The present invention relates to free-space optical communication terminals and, more specifically, to an apparatus and method for increasing capture area in optical terminals.
High-bandwidth, free-space optical (FSO) communication terminals generally fall into two categories: single- or multi-mode fiber coupled. This refers to the type of fiber used to couple the received optical signal from free space into an optical fiber for interfacing to high-bandwidth, back-end systems.
Single-mode terminals are generally more complex as they have to place the incoming signal on a much smaller target on the order of 8-10 μm as opposed to multi-mode terminals where the target can be 50 or 63 μm. The tradeoff is that the back-end system, the transceivers and optical auto gain controllers (OAGCs), have much better performance for single-mode vs. multi-mode systems.

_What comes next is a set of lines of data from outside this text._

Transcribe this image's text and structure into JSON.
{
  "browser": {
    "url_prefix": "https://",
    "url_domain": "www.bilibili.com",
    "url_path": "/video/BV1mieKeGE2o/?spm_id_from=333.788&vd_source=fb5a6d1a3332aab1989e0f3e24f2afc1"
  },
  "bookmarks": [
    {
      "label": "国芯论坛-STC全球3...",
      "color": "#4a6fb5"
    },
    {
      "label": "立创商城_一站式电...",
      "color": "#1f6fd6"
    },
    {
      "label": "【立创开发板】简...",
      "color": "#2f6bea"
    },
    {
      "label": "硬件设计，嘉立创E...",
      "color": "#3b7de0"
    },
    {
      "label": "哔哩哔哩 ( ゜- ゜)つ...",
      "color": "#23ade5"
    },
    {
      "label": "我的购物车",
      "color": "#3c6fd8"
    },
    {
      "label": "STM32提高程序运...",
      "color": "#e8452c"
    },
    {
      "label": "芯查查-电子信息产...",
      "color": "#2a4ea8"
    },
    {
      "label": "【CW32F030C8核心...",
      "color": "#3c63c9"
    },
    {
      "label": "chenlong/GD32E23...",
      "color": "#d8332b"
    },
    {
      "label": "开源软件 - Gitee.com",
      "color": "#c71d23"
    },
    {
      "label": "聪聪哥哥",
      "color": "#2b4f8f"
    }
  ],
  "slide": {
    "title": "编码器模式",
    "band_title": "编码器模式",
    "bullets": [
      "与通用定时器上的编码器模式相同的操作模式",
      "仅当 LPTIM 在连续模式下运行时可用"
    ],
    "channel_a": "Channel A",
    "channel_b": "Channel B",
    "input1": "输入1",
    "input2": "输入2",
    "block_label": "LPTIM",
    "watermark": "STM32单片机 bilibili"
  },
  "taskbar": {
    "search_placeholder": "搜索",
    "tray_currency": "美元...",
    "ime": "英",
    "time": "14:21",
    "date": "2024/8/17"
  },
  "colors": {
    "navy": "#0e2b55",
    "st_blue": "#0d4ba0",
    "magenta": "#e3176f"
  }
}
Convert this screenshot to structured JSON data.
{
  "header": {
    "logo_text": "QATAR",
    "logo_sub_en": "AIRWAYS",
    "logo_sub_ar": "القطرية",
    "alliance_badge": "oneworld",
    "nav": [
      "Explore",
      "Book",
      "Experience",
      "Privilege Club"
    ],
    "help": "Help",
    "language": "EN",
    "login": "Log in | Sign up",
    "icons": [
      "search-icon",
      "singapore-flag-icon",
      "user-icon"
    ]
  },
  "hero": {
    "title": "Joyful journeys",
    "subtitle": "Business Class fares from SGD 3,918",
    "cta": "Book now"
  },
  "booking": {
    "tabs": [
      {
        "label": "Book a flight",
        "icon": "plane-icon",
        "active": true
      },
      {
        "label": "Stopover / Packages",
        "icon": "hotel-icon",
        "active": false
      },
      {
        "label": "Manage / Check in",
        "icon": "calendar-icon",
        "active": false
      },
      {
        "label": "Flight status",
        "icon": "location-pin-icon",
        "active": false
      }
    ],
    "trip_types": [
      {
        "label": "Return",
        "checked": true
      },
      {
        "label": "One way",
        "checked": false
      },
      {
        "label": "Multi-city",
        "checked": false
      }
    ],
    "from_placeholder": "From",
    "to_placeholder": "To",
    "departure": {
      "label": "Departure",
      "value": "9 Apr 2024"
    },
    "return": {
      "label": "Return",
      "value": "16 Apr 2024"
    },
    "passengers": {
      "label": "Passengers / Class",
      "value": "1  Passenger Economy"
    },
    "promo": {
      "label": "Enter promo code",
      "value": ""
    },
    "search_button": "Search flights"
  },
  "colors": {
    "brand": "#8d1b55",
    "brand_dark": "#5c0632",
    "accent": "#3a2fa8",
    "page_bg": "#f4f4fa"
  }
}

Most importantly, for a communication system, single-mode systems can leverage lower noise optical amplifiers to achieve lower receiver sensitivities. This yields much more link margin as compared to multi-mode receivers. For example, a 10 Gbps single-mode system operating at a wavelength of 1550 nm can achieve a receiver sensitivity of −40 dBm as compared to −26 dBm for a multi-mode system. This additional link margin is highly desired to achieve high-throughput FSO communication links.
The cost of using a single-mode system is complexity in the optical terminal. Generally, single-mode terminals require a high-performance adaptive optics system to correct wave-front distortions of the optical signal in order to focus it on the receive fiber.
What is needed then is an increase in the area or acceptance angle of the receive fiber in order to lessen the pointing requirements of the terminal and thereby reap the other benefits of a single-mode system.